If a mass flow controller as shown in FIG. 6 or a metering pump as shown in FIG. 7 is provided on the secondary side of the on-off valve 36 for quantitatively sending the raw material liquid to the vaporizer side, the raw material liquid is supplied to the vaporizer side. The above-described action (promotion of inert gas dissolution) can be constantly performed even while the liquid is being supplied.

[0026]

As described above, according to the present invention,
The partial pressure of the raw material gas is reliably reduced, and the vaporization can be efficiently promoted without obstructing the contact between the liquid raw material and the heating unit.

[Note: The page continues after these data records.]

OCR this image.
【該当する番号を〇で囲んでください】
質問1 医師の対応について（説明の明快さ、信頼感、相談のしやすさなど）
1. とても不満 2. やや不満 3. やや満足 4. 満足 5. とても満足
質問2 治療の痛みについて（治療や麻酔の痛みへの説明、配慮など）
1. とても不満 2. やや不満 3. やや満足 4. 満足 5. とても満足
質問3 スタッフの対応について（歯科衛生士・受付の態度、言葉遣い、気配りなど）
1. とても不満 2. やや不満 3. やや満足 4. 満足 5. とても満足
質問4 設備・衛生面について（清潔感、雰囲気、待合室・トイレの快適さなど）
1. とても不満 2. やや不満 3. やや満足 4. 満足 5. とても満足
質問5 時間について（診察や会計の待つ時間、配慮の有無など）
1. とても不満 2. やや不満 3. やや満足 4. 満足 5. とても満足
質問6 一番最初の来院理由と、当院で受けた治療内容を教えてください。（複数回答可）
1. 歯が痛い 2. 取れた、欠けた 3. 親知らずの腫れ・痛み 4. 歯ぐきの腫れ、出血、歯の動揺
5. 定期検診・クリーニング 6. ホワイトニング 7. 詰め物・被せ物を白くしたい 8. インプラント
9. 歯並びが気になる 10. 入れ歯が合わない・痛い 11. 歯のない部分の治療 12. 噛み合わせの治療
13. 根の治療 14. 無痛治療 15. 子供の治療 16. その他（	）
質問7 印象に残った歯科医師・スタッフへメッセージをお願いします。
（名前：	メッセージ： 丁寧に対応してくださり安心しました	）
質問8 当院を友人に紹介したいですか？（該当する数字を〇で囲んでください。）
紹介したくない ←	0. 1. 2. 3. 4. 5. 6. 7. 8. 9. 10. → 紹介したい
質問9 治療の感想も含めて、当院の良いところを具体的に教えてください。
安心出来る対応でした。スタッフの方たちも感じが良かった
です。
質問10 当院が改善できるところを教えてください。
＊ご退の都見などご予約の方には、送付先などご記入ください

Therefore, it is possible to provide a useful technique used when a high-ferroelectric substance is formed by vapor phase growth.

[Brief description of the drawings]

FIG. 1 is a diagram showing a first embodiment of the present invention.

FIG. 2 is a diagram showing a second embodiment of the present invention.

FIG. 3 is a diagram showing a main part of a third embodiment of the present invention.

FIG. 4 is a diagram showing a main part of a fourth embodiment of the present invention.

FIG. 5 is a diagram showing a main part of a fifth embodiment of the present invention.

FIG. 6 is a diagram showing a main part of a sixth embodiment of the present invention.

FIG. 7 is a diagram showing a main part of a seventh embodiment of the present invention.

FIG. 8 is a diagram showing a conventional example.

[Explanation of symbols]

 DESCRIPTION OF SYMBOLS 10 Liquid raw material 12 Liquid raw material container 14 Vaporizer 16 Liquid raw material piping 20 Film formation chamber 30, 50 Inert gas melting means 32, 52 Pressurized gas introduction pipe 34 MFC (automatic valve) 38 Orifice (resistor) 42 Check valve (Resistor) 60 Stirrer 70 Branch pipe 74 Liquid dispersion part

 ──────────────────────────────────────────────────続 き Continued on the front page (72) Inventor Hiroyuki Ueyama 11-1 Haneda Asahimachi, Ota-ku, Tokyo Inside Ebara Corporation

Claims (4)

[Claims] A gas dissolving unit for dissolving an inert gas in a liquid raw material; a vaporizing unit for heating the liquid raw material to a temperature higher than a vaporization temperature to vaporize the liquid raw material; A raw material supply device comprising a liquid raw material supply pipe for supplying from a gas dissolving section to the vaporizing section. 2. The raw material supply apparatus according to claim 1, wherein the pressure of the inert gas in the gas dissolving section is 6 kgf / cm ² G or more. 3. The raw material supply apparatus according to claim 1, wherein a pressure cut-off means is provided between the liquid raw material supply pipe and the vaporizing section. 4. The material supply device according to claim 1, wherein a gas-liquid contact mechanism for promoting contact between the liquid material and the inert gas is provided in the gas dissolving section.